Programming the Universe: A Quantum Computer Scientist Takes On the Cosmos – Seth Lloyd
Thoughts: It’s been a while since I read this one. I remember feeling a bit lost among all the discussion of entropy and quantum effects, but I recall Lloyd doing a good job explaining all the quantum weirdness. Worth reading if you’re already interested in simulation and/or quantum computation, but probably not otherwise.
(The notes below are not a summary of the book, but rather raw notes - whatever I thought, at the time, might be worth remembering.)
Lloyd, Seth. 2006. Programming the Universe: A Quantum Computer Scientist Takes On the Cosmos. Alfred A. Knopf.
- 17: striking way to open a class as a lecturer: “First… you ask questions and I’ll try to answer them. Second, if you don’t ask questions, I’ll ask you questions.
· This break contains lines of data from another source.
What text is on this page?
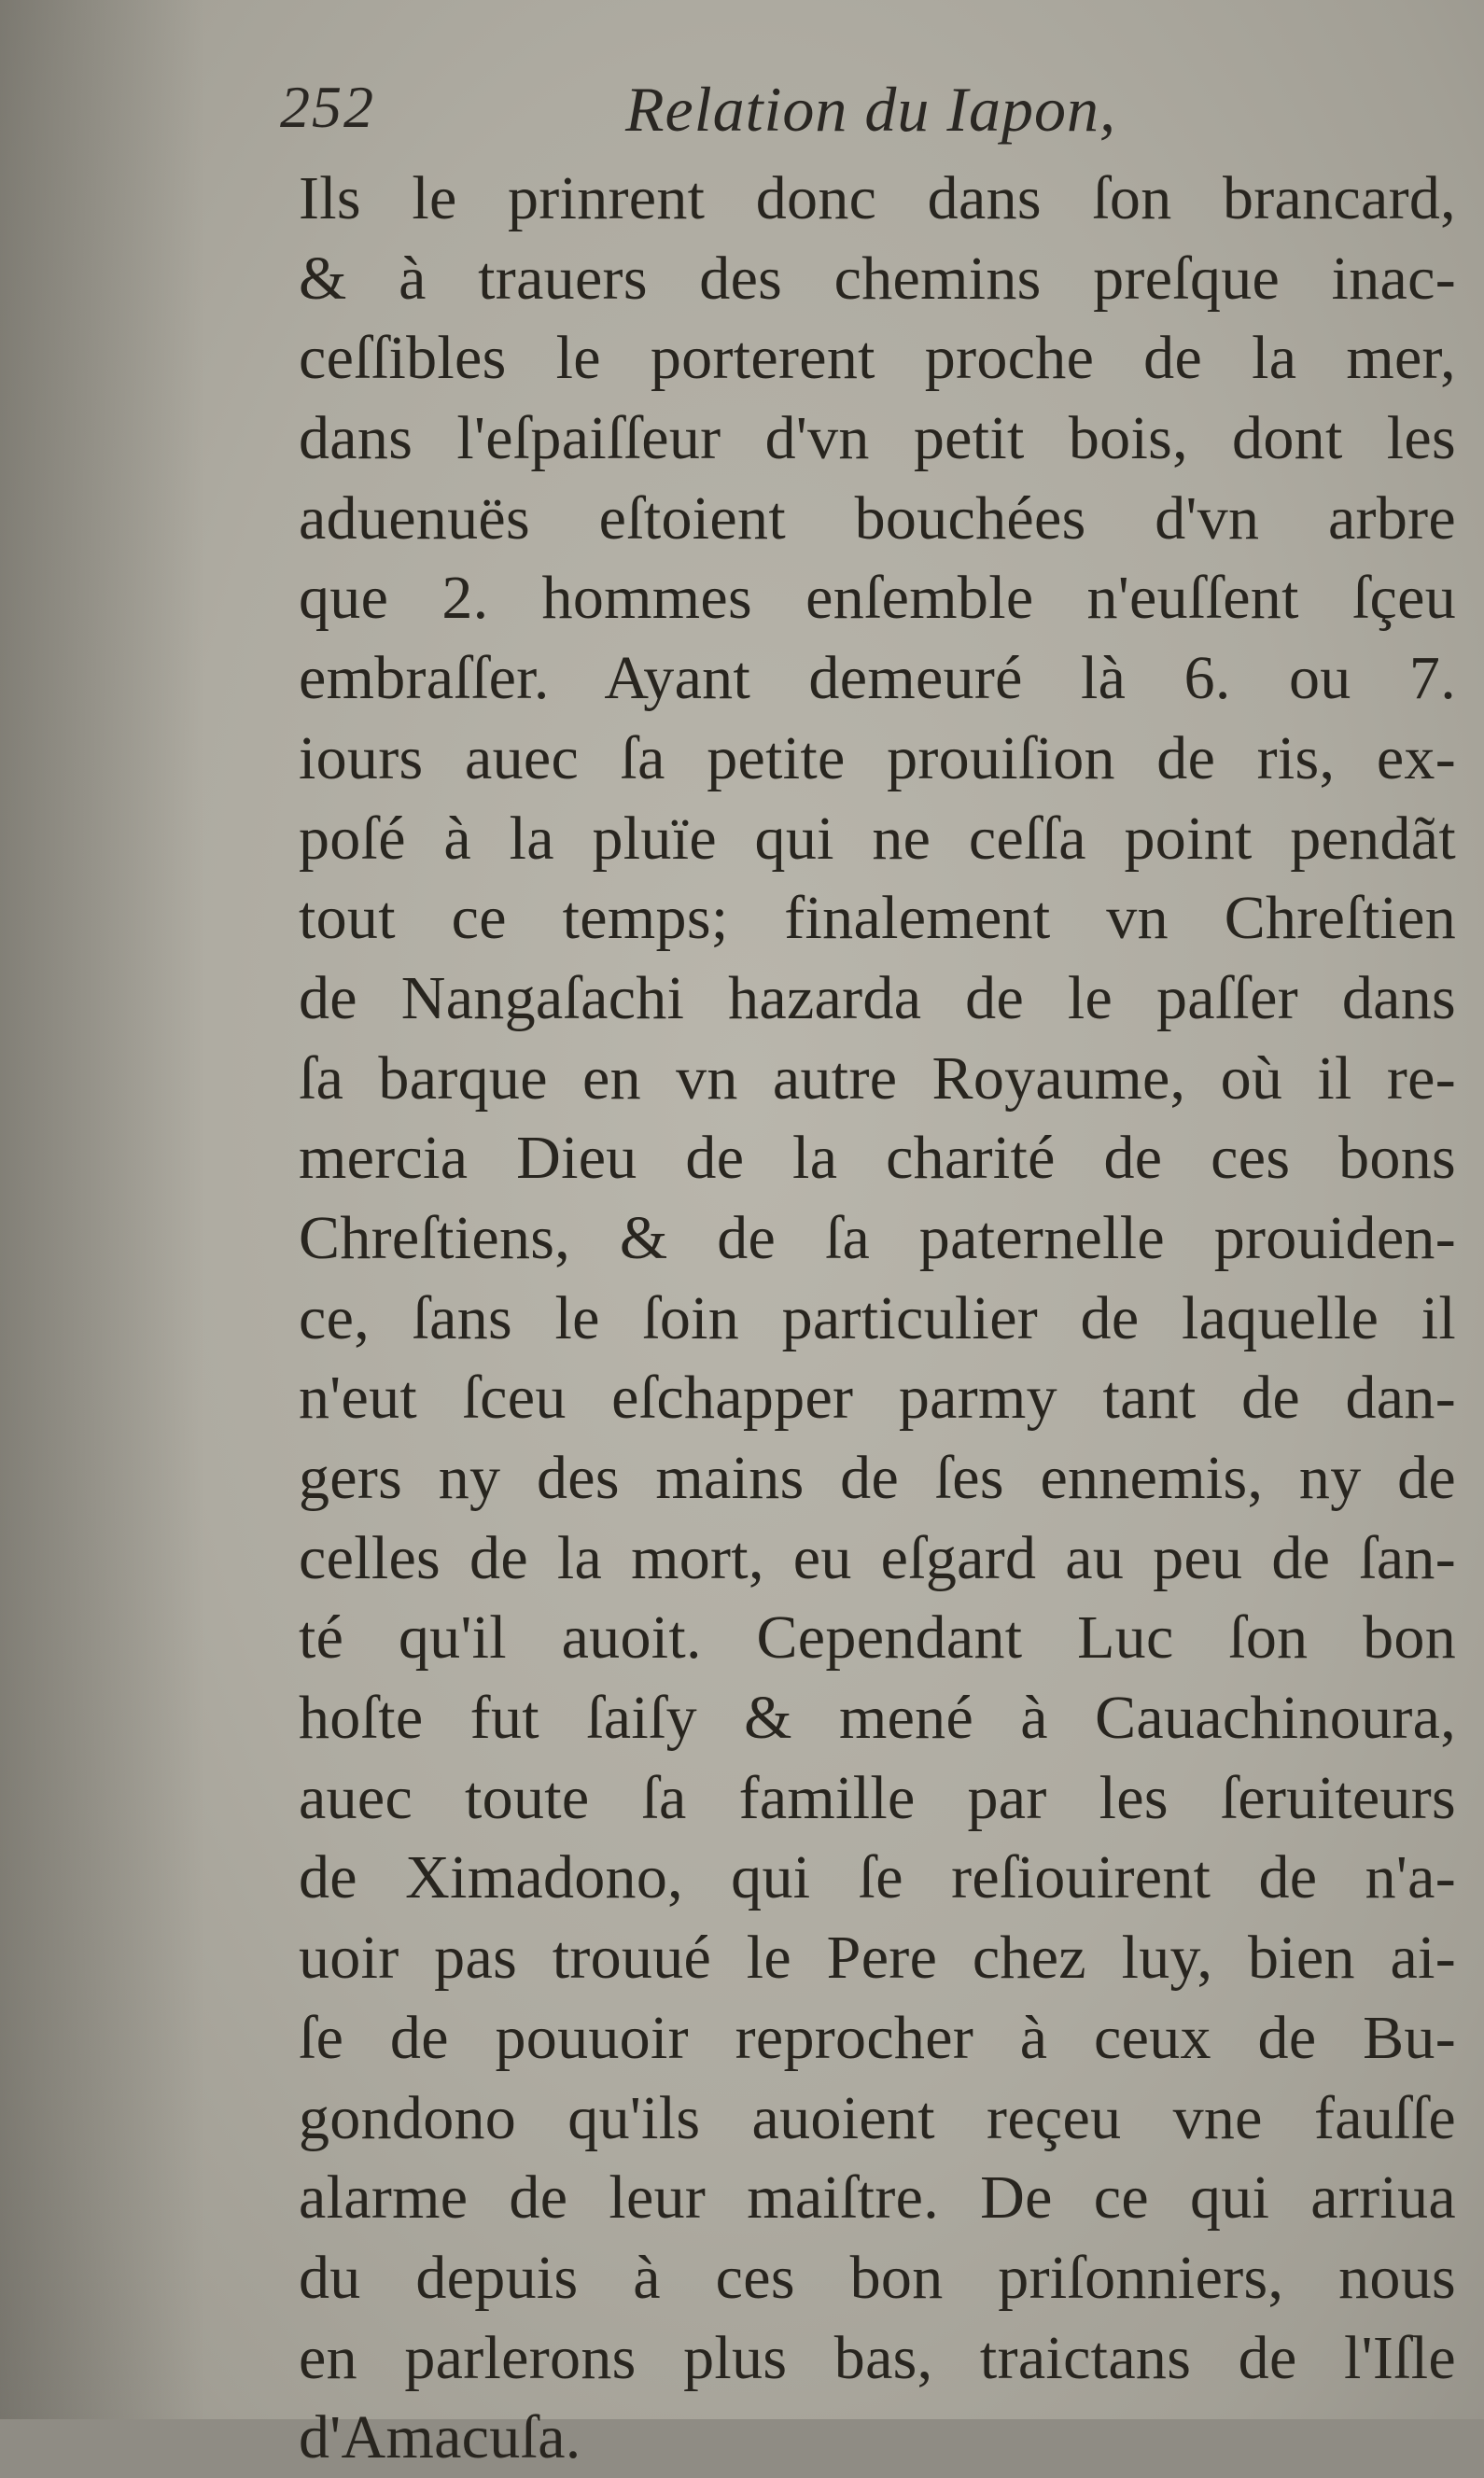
252	Relation du Iapon,
Ils le prinrent donc dans ſon brancard,
& à trauers des chemins preſque inac-
ceſſibles le porterent proche de la mer,
dans l'eſpaiſſeur d'vn petit bois, dont les
aduenuës eſtoient bouchées d'vn arbre
que 2. hommes enſemble n'euſſent ſçeu
embraſſer. Ayant demeuré là 6. ou 7.
iours auec ſa petite prouiſion de ris, ex-
poſé à la pluïe qui ne ceſſa point pendãt
tout ce temps; finalement vn Chreſtien
de Nangaſachi hazarda de le paſſer dans
ſa barque en vn autre Royaume, où il re-
mercia Dieu de la charité de ces bons
Chreſtiens, & de ſa paternelle prouiden-
ce, ſans le ſoin particulier de laquelle il
n'eut ſceu eſchapper parmy tant de dan-
gers ny des mains de ſes ennemis, ny de
celles de la mort, eu eſgard au peu de ſan-
té qu'il auoit. Cependant Luc ſon bon
hoſte fut ſaiſy & mené à Cauachinoura,
auec toute ſa famille par les ſeruiteurs
de Ximadono, qui ſe reſiouirent de n'a-
uoir pas trouué le Pere chez luy, bien ai-
ſe de pouuoir reprocher à ceux de Bu-
gondono qu'ils auoient reçeu vne fauſſe
alarme de leur maiſtre. De ce qui arriua
du depuis à ces bon priſonniers, nous
en parlerons plus bas, traictans de l'Iſle
d'Amacuſa.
Third, if you don’t answer my questions, I’ll tell you something I think you ought to know.”
- 19: English system of weights and measures is a binary system: 8 oz. in a cup, 16 oz. in an (American) pint, 32 oz. in a quart, 128 in a gallon.
- 22: Meter: originally conceived of as 1/10 000 000 of the distance from the north pole to the equator (so, circumference of the earth ~= 40 000 km)
- 36: “It is just when we behave rationally, moving logically, like a computer, from step to step, that our behavior becomes provably unpredictable. Rationality combines with self-reference to make our actions intrinsically paradoxical and uncertain.”
- 72: “Temperature is a measure of the trade-off between information and energy: Atoms at a high temperature require more energy to register a bit of information, and atoms at a low temperature require less energy to register a bit. Temperature is energy per bit.”
- 80: flow of information in the universe: “unknown bits infect known bits.”
- 91: “A convenient way to think about up or down spin is to curl the fingers of your right hand in the direction the ‘particle’ is spinning.” Your thumb points in the direction of the spin.
- 106: the double slit experiment reveals that every electron goes through both slits at once
- 184: assume some computer program has generated a string. Statistically, says Ray Solomonoff, the most likely program to have produced it is the shortest (among randomly generated computer programs)
- 189: mentioned: Seth Lloyd, “Measures of Complexity: a Non-Exhaustive List”
- 191: entropy consists of random, unknown bits; neck entropy consists of structured, known bits
Posted: Jul 25, 2022. Last updated: Aug 31, 2023.